- 1500 Yıllık Bir Tarih Cizre Ulu Camii
- Cizre Kalesi ve Nuh’un Gemisi
- Kasrik Beldesi, 6000 Yıllık Koca Bir Tarih
- Cizre; Nuh Peygamber Tarafından Kurulan Şehir
- Şırnak Ya Da Eskilerin Tabiriyle Şehr-i Nuh
Bugünkü durağımız Cizre; Nuh Peygamber Tarafından Kurulan Şehir. Cizreliler tufan sonunda Nuh’un gemisinin Ağrı Dağı’na değil Cudi Dağı’na oturduğuna ve Cizre’nin de dağda yaşamanın zorluğu nedeniyle tufan sonrasında Dicle kıyılarına inen Nuh Peygamber tarafından kurulduğuna inanıyor. Bu nedenle de Cizre’nin bir peygamber şehri olduğunu söylüyorlar.
Diğer taraftan Cizre’nin adının kaynağı Cezire aslında Arapça bir kelime. Cezire Arapça’da “ada” anlamına geliyor. O dönemde buraya böyle denmesinin sebebi ise Dicle nehrinin bu bölümünde adalar oluşturması.
Şehrin konumu da ilginç. Suriye sınırına 0 noktada bulunuyor. Yine Irak Habur Sınır Kapısı’na mesafesi 50 dakika bile değil.
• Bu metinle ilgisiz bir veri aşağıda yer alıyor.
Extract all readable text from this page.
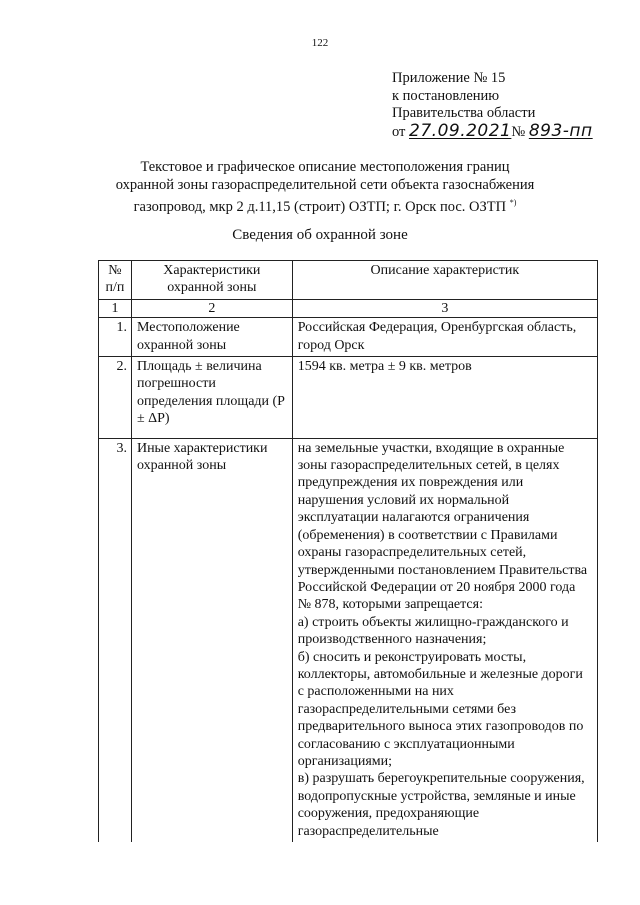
122
Приложение № 15
к постановлению
Правительства области
от 27.09.2021№ 893-пп
Текстовое и графическое описание местоположения границ
охранной зоны газораспределительной сети объекта газоснабжения
газопровод, мкр 2 д.11,15 (строит) ОЗТП; г. Орск пос. ОЗТП *)
Сведения об охранной зоне
№ п/п	Характеристики охранной зоны	Описание характеристик
1	2	3
1.	Местоположение охранной зоны	Российская Федерация, Оренбургская область, город Орск

2.	Площадь ± величина погрешности определения площади (Р ± ΔР)	1594 кв. метра ± 9 кв. метров

3.	Иные характеристики охранной зоны	на земельные участки, входящие в охранные зоны газораспределительных сетей, в целях предупреждения их повреждения или нарушения условий их нормальной эксплуатации налагаются ограничения (обременения) в соответствии с Правилами охраны газораспределительных сетей, утвержденными постановлением Правительства Российской Федерации от 20 ноября 2000 года № 878, которыми запрещается:

а) строить объекты жилищно-гражданского и производственного назначения;

б) сносить и реконструировать мосты, коллекторы, автомобильные и железные дороги с расположенными на них газораспределительными сетями без предварительного выноса этих газопроводов по согласованию с эксплуатационными организациями;

в) разрушать берегоукрепительные сооружения, водопропускные устройства, земляные и иные сооружения, предохраняющие газораспределительные
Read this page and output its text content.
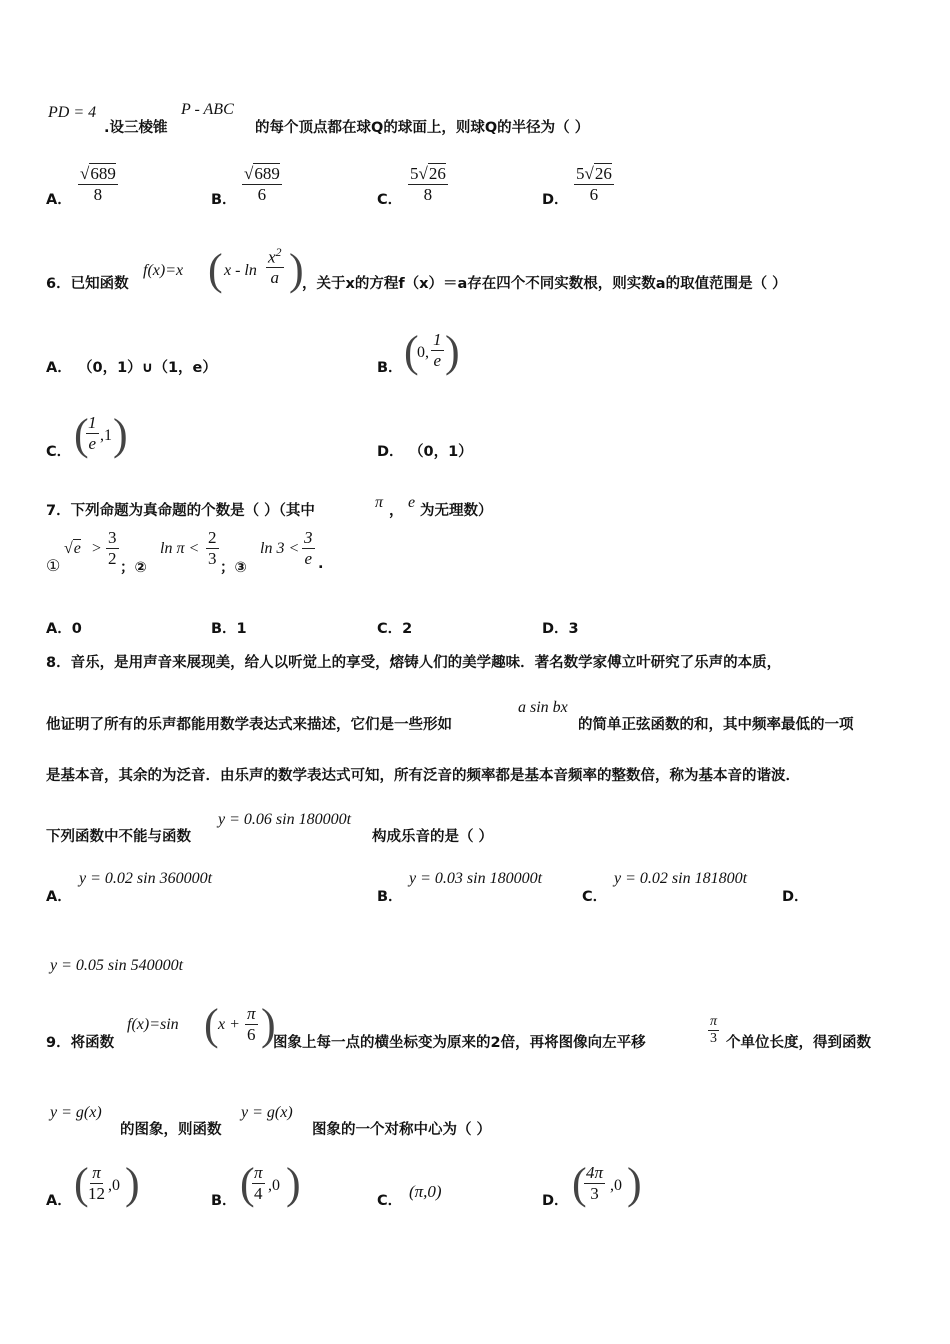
PD = 4
.设三棱锥
P - ABC
的每个顶点都在球Q的球面上，则球Q的半径为（ ）
A． $\frac{√689}{8}$	B． $\frac{√689}{6}$	C． $\frac{5√26}{8}$	D． $\frac{5√26}{6}$
6．已知函数
f(x)=x ( x - $\ln \frac{x^2}{a}$ )
，关于x的方程f（x）＝a存在四个不同实数根，则实数a的取值范围是（ ）
A． （0，1）∪（1，e）	B． (
0, $\frac{1}{e}$ )
C． (
$\frac{1}{e} ,1$ )	D． （0，1）
7．下列命题为真命题的个数是（ ）（其中	π ， e 为无理数）
①
$√e > \frac{3}{2}$ ；②
$\ln \pi < \frac{2}{3}$ ；③
$\ln 3 < \frac{3}{e}$ .
A．0	B．1	C．2	D．3
8．音乐，是用声音来展现美，给人以听觉上的享受，熔铸人们的美学趣味．著名数学家傅立叶研究了乐声的本质，
他证明了所有的乐声都能用数学表达式来描述，它们是一些形如
a sin bx
的简单正弦函数的和，其中频率最低的一项
是基本音，其余的为泛音．由乐声的数学表达式可知，所有泛音的频率都是基本音频率的整数倍，称为基本音的谐波．
下列函数中不能与函数
y = 0.06 sin 180000t
构成乐音的是（ ）
A．
y = 0.02 sin 360000t
B．
y = 0.03 sin 180000t
C．
y = 0.02 sin 181800t
D．
y = 0.05 sin 540000t
9．将函数
f(x)=sin ( $x + \frac{\pi}{6}$ )
图象上每一点的横坐标变为原来的2倍，再将图像向左平移	$\frac{\pi}{3}$ 个单位长度，得到函数
y = g(x)
的图象，则函数
y = g(x)
图象的一个对称中心为（ ）
A． (
$\frac{\pi}{12} ,0$ )	B． (
$\frac{\pi}{4} ,0$ )	C． (π,0)	D． (
$\frac{4\pi}{3} ,0$ )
Şehrin başka bir dikkat çeken durumu da şehrin iklimi. Burası yaz aylarında oldukça sıcak ve kurak oluyor. Meteorolojik verilere göre Türkiye’nin en sıcak noktalarından biri. Şimdiye kadar +56 °C rekor sıcaklık bile görülmüş. Ben burayı kasım ayında gezerken bile hava oldukça güzeldi.
Cizre Gezisi
Cizre’nin Tarihi
Kaynaklara göre şehirde demir çağından itibaren yerleşimi var.
M.Ö. 20. yy.dan itibaren sırasıyla Babil, Araplar, Asurlular, Medler, Persler, Selevkos ve Sasanilerin denetimine girmiş. İslamiyet ile birlikte de Emevi, Abbasi ve Selçukluların hakimiyeti altında kalmış.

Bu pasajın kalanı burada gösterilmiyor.